What you did was not abuse

It was extracted via a form of abuse in itself, upon you. it is a by product of being abused not a course of action designed to hurt another person just because they happened to be in thrall to them due to an damaging relationship.

To self flagellate based on the fact you reacted to vile treatment is victim blaming.

You did something as a result of what you were subjected to: it does not make you an abuser.

I have no time for people describing relationships as toxic when the balance of power within and the provenance of said abuse lies solely with one person. You didn’t generate or sustain that environment : the person that beat you and treated you like dirt did.
Having to stay in an abusive relationship as for what reasons you perceive at the time to be the lesser or two evils does not make you as guilty or more innocent. It is a reflection of the desperate situation many of us have been packed in due to a many number of factors which are beyond our control: the police, family court, support services, children’s services, employment, finances etc.
Myself and others have spent quite some time being professionally supported into understanding our reactions were part of the horror show that was our prison and so called life. Through accepting and understanding this I am finally on the path to stopping blaming myself for someone who tried to utterly destroy me and break me. I am able to be the person and mother I want to be. Accepting I am to blame for what he wilfully brought out in me via hideous psychological torture? Well I might as well be dead. He will have won. And I want my life back, what’s left of it

If you want to reduce this as your being more innocent then that is in my mind an apologists view of abuse and something that you need to revisit in order to stop casting that shadow over yourself

whatamess101 · 24/06/2021 20:34

Thank you to all of you that have taken to time to post, this is a very emotive subject and it has raised a very important discussion. I am sorry that I haven't come back to you sooner.

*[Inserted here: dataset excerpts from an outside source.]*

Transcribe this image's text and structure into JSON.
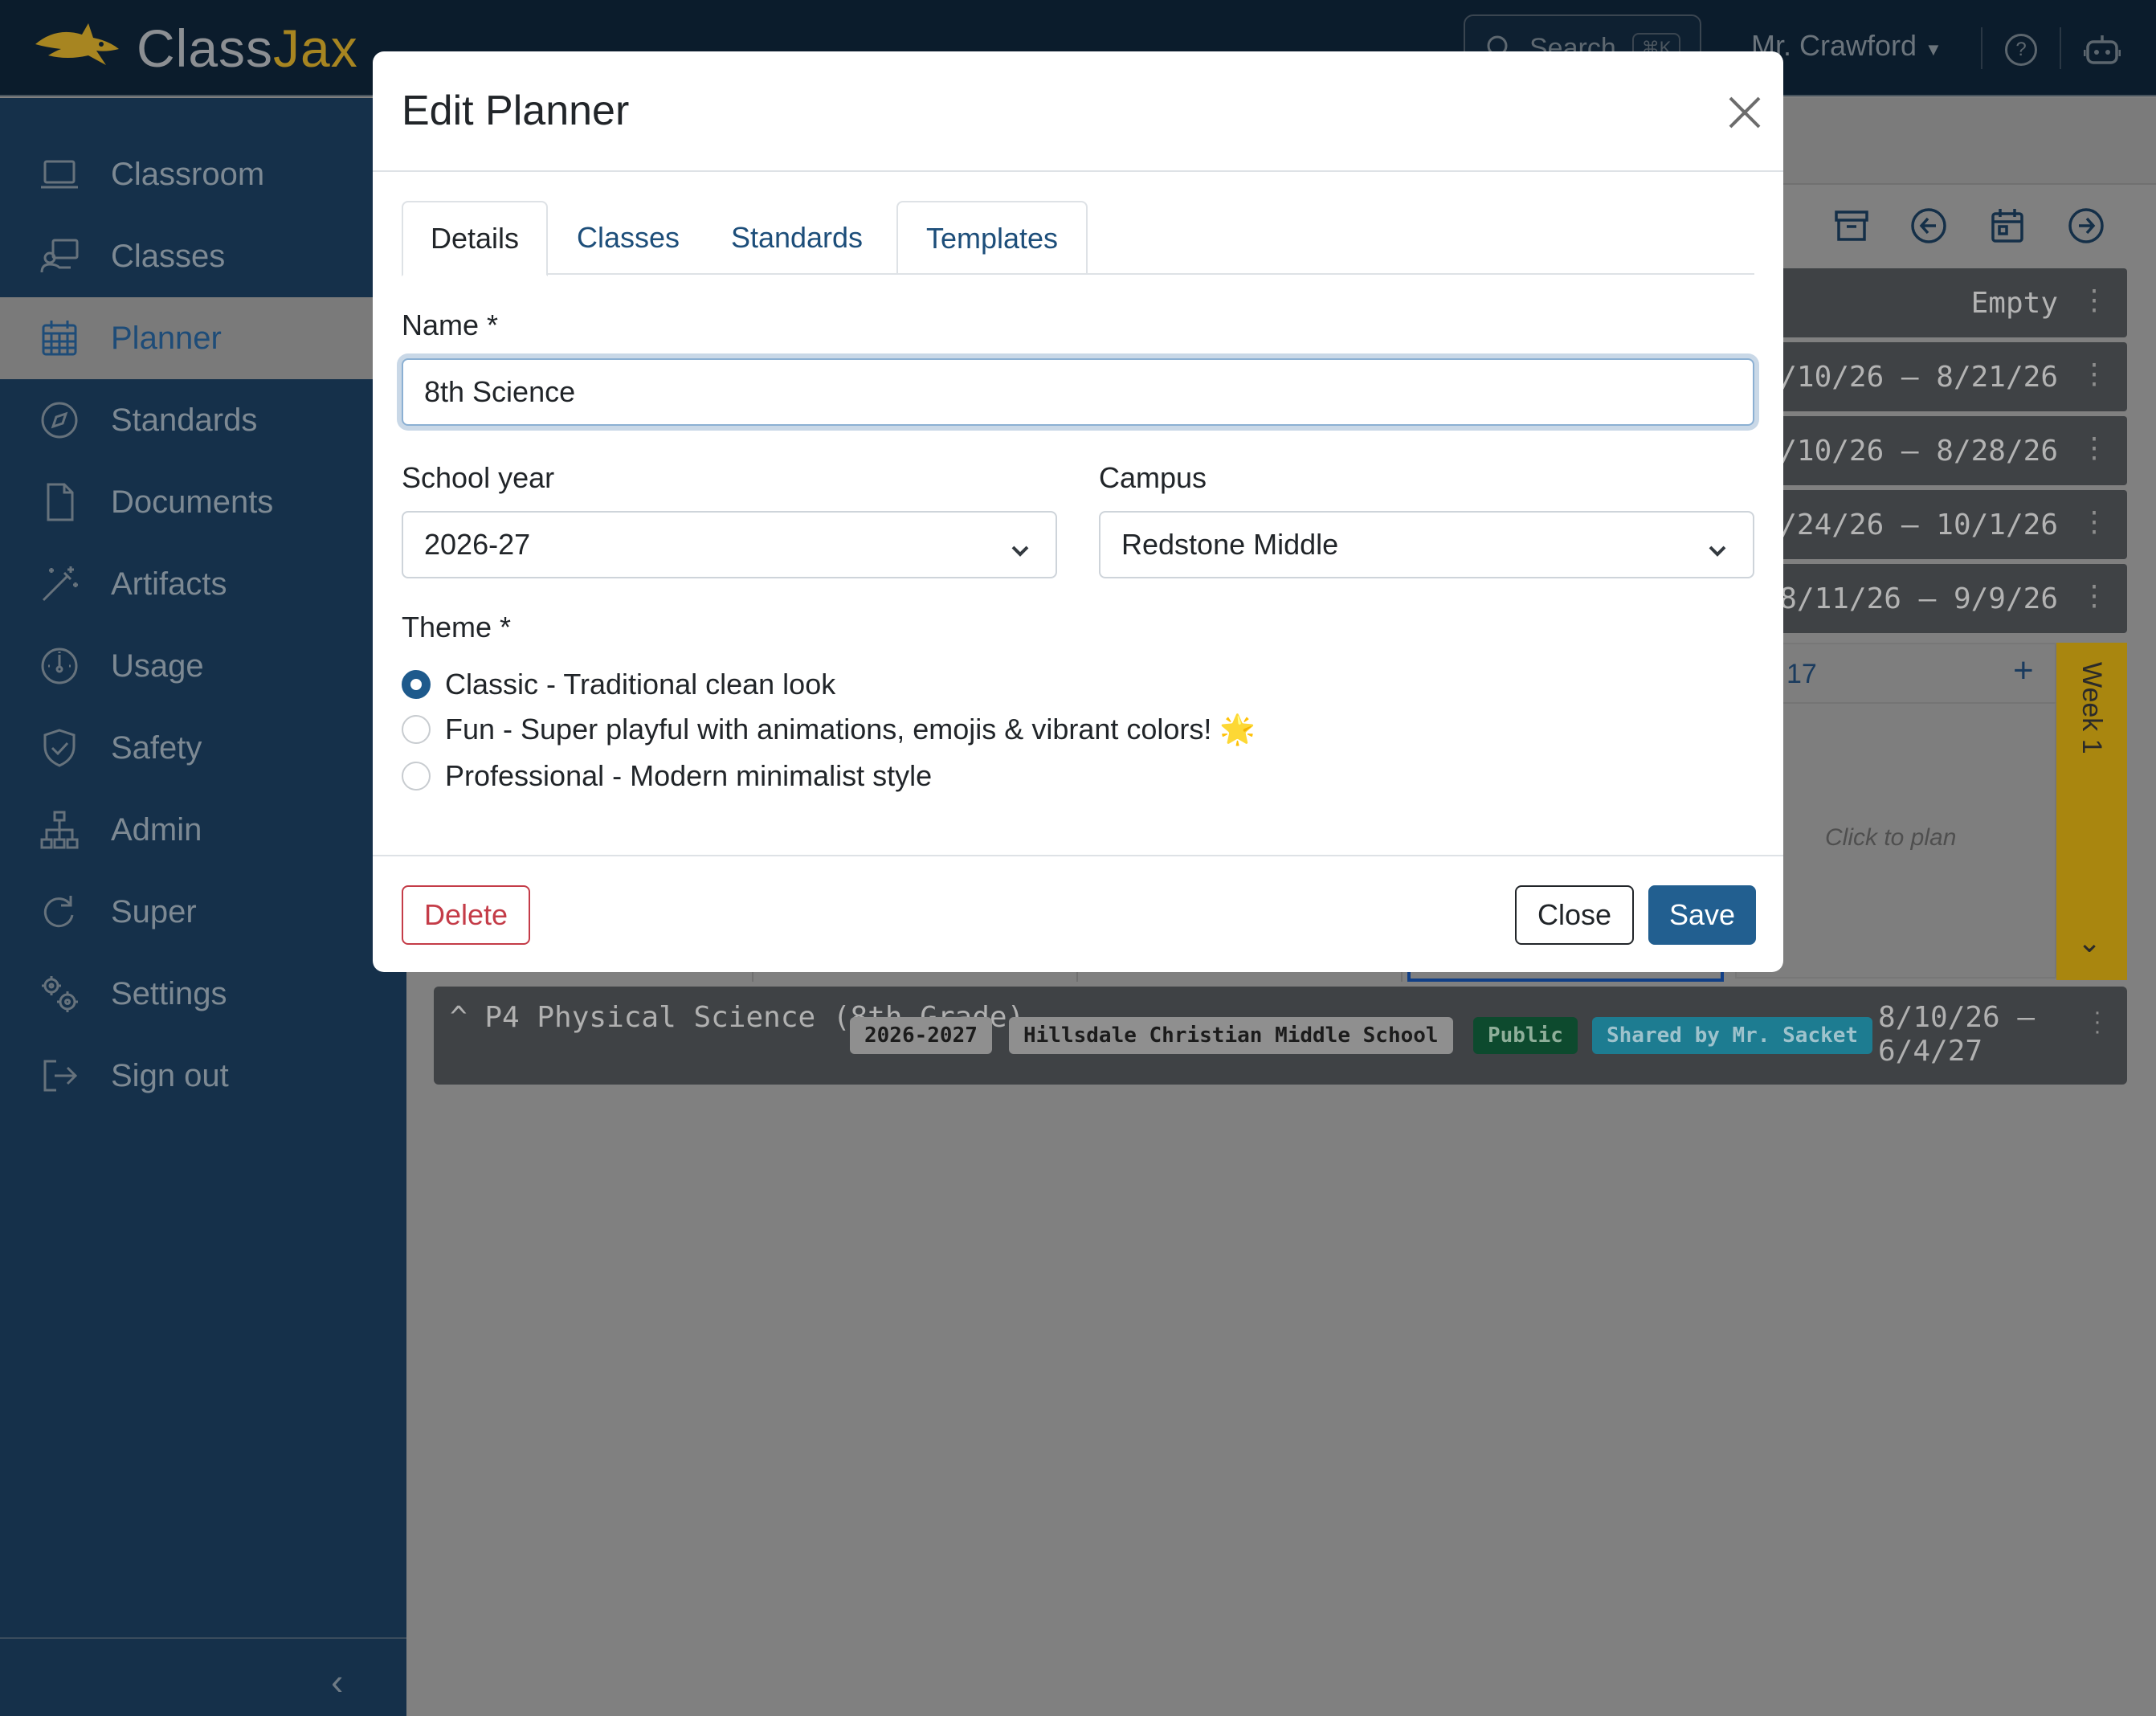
{
  "app": {
    "logo_prefix": "Class",
    "logo_suffix": "Jax",
    "search_placeholder": "Search",
    "search_shortcut": "⌘K",
    "user_name": "Mr. Crawford"
  },
  "sidebar": {
    "items": [
      {
        "label": "Classroom",
        "icon": "laptop-icon",
        "active": false
      },
      {
        "label": "Classes",
        "icon": "teacher-board-icon",
        "active": false
      },
      {
        "label": "Planner",
        "icon": "calendar-grid-icon",
        "active": true
      },
      {
        "label": "Standards",
        "icon": "compass-icon",
        "active": false
      },
      {
        "label": "Documents",
        "icon": "document-icon",
        "active": false
      },
      {
        "label": "Artifacts",
        "icon": "magic-wand-icon",
        "active": false
      },
      {
        "label": "Usage",
        "icon": "gauge-icon",
        "active": false
      },
      {
        "label": "Safety",
        "icon": "shield-check-icon",
        "active": false
      },
      {
        "label": "Admin",
        "icon": "org-chart-icon",
        "active": false
      },
      {
        "label": "Super",
        "icon": "refresh-icon",
        "active": false
      },
      {
        "label": "Settings",
        "icon": "gears-icon",
        "active": false
      },
      {
        "label": "Sign out",
        "icon": "sign-out-icon",
        "active": false
      }
    ],
    "collapse_glyph": "‹"
  },
  "background": {
    "rows": [
      {
        "text": "Empty"
      },
      {
        "text": "/10/26 – 8/21/26"
      },
      {
        "text": "/10/26 – 8/28/26"
      },
      {
        "text": "/24/26 – 10/1/26"
      },
      {
        "text": "8/11/26 – 9/9/26"
      }
    ],
    "day_number": "17",
    "click_to_plan": "Click to plan",
    "week_label": "Week 1",
    "planner": {
      "title": "P4 Physical Science (8th Grade)",
      "year_pill": "2026-2027",
      "school_pill": "Hillsdale Christian Middle School",
      "visibility_pill": "Public",
      "shared_pill": "Shared by Mr. Sacket",
      "dates": "8/10/26 – 6/4/27"
    }
  },
  "modal": {
    "title": "Edit Planner",
    "tabs": [
      {
        "label": "Details",
        "active": true
      },
      {
        "label": "Classes",
        "active": false
      },
      {
        "label": "Standards",
        "active": false
      },
      {
        "label": "Templates",
        "active": false
      }
    ],
    "name_label": "Name *",
    "name_value": "8th Science",
    "school_year_label": "School year",
    "school_year_value": "2026-27",
    "campus_label": "Campus",
    "campus_value": "Redstone Middle",
    "theme_label": "Theme *",
    "themes": [
      {
        "label": "Classic - Traditional clean look",
        "checked": true
      },
      {
        "label": "Fun - Super playful with animations, emojis & vibrant colors!",
        "checked": false,
        "emoji": "🌟"
      },
      {
        "label": "Professional - Modern minimalist style",
        "checked": false
      }
    ],
    "delete_label": "Delete",
    "close_label": "Close",
    "save_label": "Save"
  },
  "colors": {
    "primary": "#225f90",
    "danger": "#c43c48",
    "sidebar_bg": "#15304a",
    "topbar_bg": "#0b1c2c",
    "week_tab": "#a9860f"
  }
}
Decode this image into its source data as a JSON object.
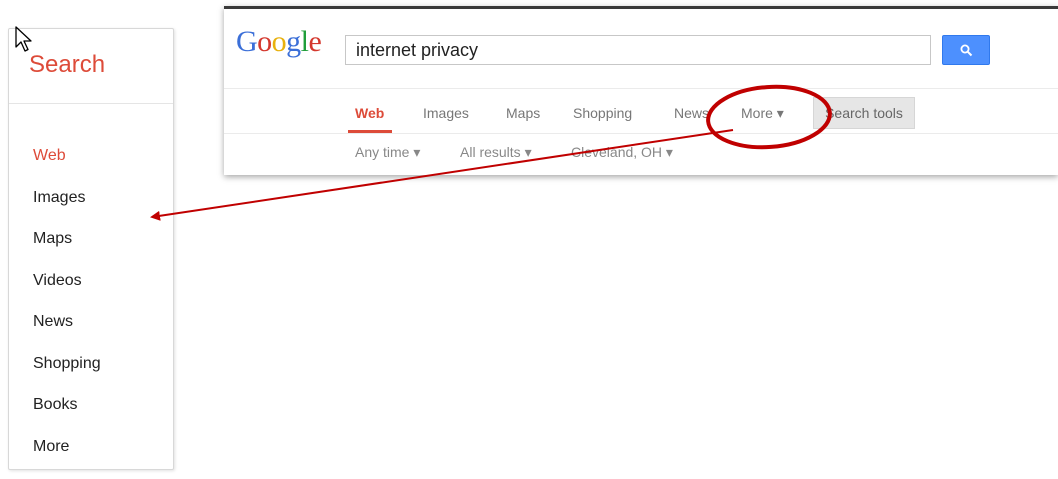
{
  "sidebar": {
    "title": "Search",
    "items": [
      {
        "label": "Web",
        "active": true
      },
      {
        "label": "Images"
      },
      {
        "label": "Maps"
      },
      {
        "label": "Videos"
      },
      {
        "label": "News"
      },
      {
        "label": "Shopping"
      },
      {
        "label": "Books"
      },
      {
        "label": "More"
      }
    ]
  },
  "google": {
    "logo": "Google",
    "query": "internet privacy",
    "search_button_icon": "magnifier-icon",
    "tabs": [
      {
        "label": "Web",
        "active": true
      },
      {
        "label": "Images"
      },
      {
        "label": "Maps"
      },
      {
        "label": "Shopping"
      },
      {
        "label": "News"
      },
      {
        "label": "More ▾"
      }
    ],
    "search_tools": "Search tools",
    "filters": [
      {
        "label": "Any time ▾"
      },
      {
        "label": "All results ▾"
      },
      {
        "label": "Cleveland, OH ▾"
      }
    ]
  },
  "colors": {
    "accent_red": "#dd4b39",
    "search_blue": "#4d90fe",
    "annotation": "#c00000"
  }
}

Social services are now involved, and as many of you have suspected, this has been a much more complex issue than it first seemed. I feel now that my friend telling me that she hits her husband was a cry for help, she knew things had gone too far and didn't know what to do about it. It seems that her husband has been emotionally abusing and controlling her for a long time and it has been getting worse. He has been incredible cruel but she started to believe everything he told her and felt trapped and hopeless. She hit him when she couldn't take it any more, when he was in her face being aggressive and he won't stop. I have been getting advice on how to support them all and that is what I am doing. I'm glad I didn't turn my back on her and I'm glad she has been shown a there is a way out.

OP posts:
KeepingTrack · 25/06/2021 09:13

@whatamess101 that’s probably the best outcome you could get.

Is your friend still living with her H ?

whatamess101 · 25/06/2021 09:26

@KeepingTrack no thankfully he's not living there now.